Branch Bacardi, number 600, holds a wad of toilet paper to his bleeding nipple, and every time I look in his direction he's looking back at me. Any minute, he's going to walk over here, and I don't have a good opening line ready. The star of Butt Pirates of the Caribbean and Smokey and the Ass Bandit, and he's cruising me.
Wouldn't you know it?
A person can't simply say, "Hello, Mr. Branch, I absolutely adore your dildo…"
Everyone I know, man or woman, keeps your dick in their bedside table. The battery-powered vibrator, or the manually operated regular dildo. Yours is the Goldilocks of dildos: not a long pencil dick, like the one copied from Ron Jeremy's erection. And certainly not one of those so massively big around that you feel plungered like a stopped-up toilet. No, with the length and girth of it, the Branch Bacardi is the one-size-fits-all of celebrity-replica sex toys.
But, no, compliment or not, that kind of dialogue would just never read.
Milling all around us, the too-naked men form a sea of tattoos and scars. Rashes and scabs. Stretch marks and sunburns. A catalogue of everything that can go wrong with your skin. Beyond the mosquito bites and pimples, Branch Bacardi stands with Cord Cuervo, the two of their heads leaned together, talking. Bacardi points at me, and Cuervo looks. Cuervo nods his head and whispers into Bacardi's ear, and they both laugh.
I say, let him laugh. The Cord Cuervo Super Deluxe tapers too much; from a circumcised head the size of a pencil eraser, the finger-long shaft spreads to a base big as a beer can.
An ergonomic nightmare.
One could always ask Bacardi about the mass-production aspects, the assembly lines in China where sweatshop workers wrap and package endless silicone-rubber copies of his erection, still hot from stainless-steel molds. Or they package and ship jiggling armies of pink plastic vaginas cast from the shaved pussy of Cassie Wright.
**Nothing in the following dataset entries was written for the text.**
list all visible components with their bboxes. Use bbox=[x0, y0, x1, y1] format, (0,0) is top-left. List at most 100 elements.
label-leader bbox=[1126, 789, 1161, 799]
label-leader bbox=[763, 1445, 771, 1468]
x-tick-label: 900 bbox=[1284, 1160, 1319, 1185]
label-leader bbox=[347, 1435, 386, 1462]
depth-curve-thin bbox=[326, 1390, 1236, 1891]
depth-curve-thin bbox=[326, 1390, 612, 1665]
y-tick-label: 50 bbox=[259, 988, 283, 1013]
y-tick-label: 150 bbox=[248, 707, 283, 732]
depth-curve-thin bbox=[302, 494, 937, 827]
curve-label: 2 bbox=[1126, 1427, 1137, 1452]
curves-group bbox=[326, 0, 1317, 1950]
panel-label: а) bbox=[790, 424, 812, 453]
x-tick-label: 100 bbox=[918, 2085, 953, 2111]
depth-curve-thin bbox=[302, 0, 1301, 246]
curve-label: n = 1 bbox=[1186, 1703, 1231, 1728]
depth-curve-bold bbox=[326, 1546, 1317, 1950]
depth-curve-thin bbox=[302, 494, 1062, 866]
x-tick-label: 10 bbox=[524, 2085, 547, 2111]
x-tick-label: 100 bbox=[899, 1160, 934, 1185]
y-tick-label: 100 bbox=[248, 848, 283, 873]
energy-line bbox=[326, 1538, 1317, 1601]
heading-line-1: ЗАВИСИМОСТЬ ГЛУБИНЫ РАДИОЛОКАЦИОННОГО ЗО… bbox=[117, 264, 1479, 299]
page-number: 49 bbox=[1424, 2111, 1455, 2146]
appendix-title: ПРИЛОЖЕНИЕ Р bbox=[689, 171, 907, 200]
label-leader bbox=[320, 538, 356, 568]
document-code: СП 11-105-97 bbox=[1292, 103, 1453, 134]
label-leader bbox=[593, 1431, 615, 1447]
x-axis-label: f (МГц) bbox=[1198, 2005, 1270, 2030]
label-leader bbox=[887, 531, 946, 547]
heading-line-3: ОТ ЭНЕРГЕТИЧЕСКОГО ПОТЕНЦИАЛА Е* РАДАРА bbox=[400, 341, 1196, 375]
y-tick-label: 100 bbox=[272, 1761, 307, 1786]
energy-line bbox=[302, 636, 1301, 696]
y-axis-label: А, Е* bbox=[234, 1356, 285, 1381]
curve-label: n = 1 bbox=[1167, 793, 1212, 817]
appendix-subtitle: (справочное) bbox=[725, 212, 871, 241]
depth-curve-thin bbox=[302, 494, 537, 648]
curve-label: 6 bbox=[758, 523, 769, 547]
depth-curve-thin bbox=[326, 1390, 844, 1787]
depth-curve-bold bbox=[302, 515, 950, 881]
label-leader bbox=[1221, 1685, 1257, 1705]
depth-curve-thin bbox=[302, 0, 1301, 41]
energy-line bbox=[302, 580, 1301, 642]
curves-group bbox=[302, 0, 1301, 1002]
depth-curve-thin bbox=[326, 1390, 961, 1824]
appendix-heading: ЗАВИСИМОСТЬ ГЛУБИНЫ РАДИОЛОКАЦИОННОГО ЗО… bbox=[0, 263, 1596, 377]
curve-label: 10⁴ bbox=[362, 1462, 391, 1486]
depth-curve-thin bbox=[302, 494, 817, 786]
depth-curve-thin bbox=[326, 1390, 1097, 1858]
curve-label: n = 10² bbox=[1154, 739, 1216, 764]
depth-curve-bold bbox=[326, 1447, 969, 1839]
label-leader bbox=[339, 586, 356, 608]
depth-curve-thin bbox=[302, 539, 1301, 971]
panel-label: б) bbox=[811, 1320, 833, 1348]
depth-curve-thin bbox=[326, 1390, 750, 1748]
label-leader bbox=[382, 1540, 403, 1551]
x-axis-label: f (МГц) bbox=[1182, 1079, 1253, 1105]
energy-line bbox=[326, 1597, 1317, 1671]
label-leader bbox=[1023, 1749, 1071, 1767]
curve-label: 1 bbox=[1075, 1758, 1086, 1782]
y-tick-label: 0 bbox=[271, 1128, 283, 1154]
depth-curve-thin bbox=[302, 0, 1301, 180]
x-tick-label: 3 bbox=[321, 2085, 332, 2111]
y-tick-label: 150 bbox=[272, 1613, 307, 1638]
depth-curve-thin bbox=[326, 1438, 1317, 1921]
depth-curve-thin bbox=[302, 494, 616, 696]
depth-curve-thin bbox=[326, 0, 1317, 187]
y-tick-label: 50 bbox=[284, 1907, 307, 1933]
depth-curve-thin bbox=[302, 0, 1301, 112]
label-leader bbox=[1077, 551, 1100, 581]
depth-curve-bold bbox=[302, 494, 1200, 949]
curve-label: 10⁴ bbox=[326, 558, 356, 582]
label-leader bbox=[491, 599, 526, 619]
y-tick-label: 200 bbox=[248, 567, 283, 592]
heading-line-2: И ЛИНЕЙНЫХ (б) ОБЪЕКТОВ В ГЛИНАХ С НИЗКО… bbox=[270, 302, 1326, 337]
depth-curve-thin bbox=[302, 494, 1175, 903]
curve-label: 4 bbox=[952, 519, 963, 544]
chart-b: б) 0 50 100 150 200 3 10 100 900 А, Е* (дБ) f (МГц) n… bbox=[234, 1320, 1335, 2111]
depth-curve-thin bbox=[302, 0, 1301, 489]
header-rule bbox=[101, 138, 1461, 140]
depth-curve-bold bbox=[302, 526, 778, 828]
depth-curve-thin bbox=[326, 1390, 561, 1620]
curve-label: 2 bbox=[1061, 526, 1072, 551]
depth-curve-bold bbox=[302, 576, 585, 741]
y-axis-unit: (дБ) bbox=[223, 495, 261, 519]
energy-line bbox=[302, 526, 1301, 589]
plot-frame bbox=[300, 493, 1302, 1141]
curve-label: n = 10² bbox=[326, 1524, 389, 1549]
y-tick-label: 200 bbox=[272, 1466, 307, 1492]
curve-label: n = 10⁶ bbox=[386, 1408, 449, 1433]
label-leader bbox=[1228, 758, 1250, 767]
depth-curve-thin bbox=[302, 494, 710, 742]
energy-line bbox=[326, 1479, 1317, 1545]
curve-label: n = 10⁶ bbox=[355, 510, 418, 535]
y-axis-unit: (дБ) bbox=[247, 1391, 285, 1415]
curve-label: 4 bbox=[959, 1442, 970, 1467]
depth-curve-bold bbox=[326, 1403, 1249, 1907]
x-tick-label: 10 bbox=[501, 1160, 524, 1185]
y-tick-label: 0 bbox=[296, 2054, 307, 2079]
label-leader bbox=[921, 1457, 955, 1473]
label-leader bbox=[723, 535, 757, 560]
Chinese slave labor, by hand, tweezing in pubic hairs or airbrushing different shades of red or pink or blue. Accurate down to Cassie's episiotomy scar. Bacardi's every vein and wart. The way people used to make death masks, casting plaster faces of celebrities in the hours between their demise and their decomposition.
Long after Cassie Wright becomes old and demented or dead and rotten, her vagina will still haunt us, tucked under beds, buried in underwear drawers and bathroom cabinets, next to dog-eared skin magazines. Or, showcased in antique stores, Bacardi's rubber erection, priced the same as the hand-carved scrimshaw dildos of lonely, long-dead Nantucket whaling wives.
A kind of immortality.
A person can always ask: How does it feel, that the cock of Branch Bacardi and the vagina of Cassie Wright are reduced to kitsch? Camp objets like Duchamp's urinal or Warhol's soup can.
A person could ask: Thanks to the Branch Bacardi Butt Plug, how's it feel to know that people around the globe go to work, to school, to church with your dick wedged up their anus?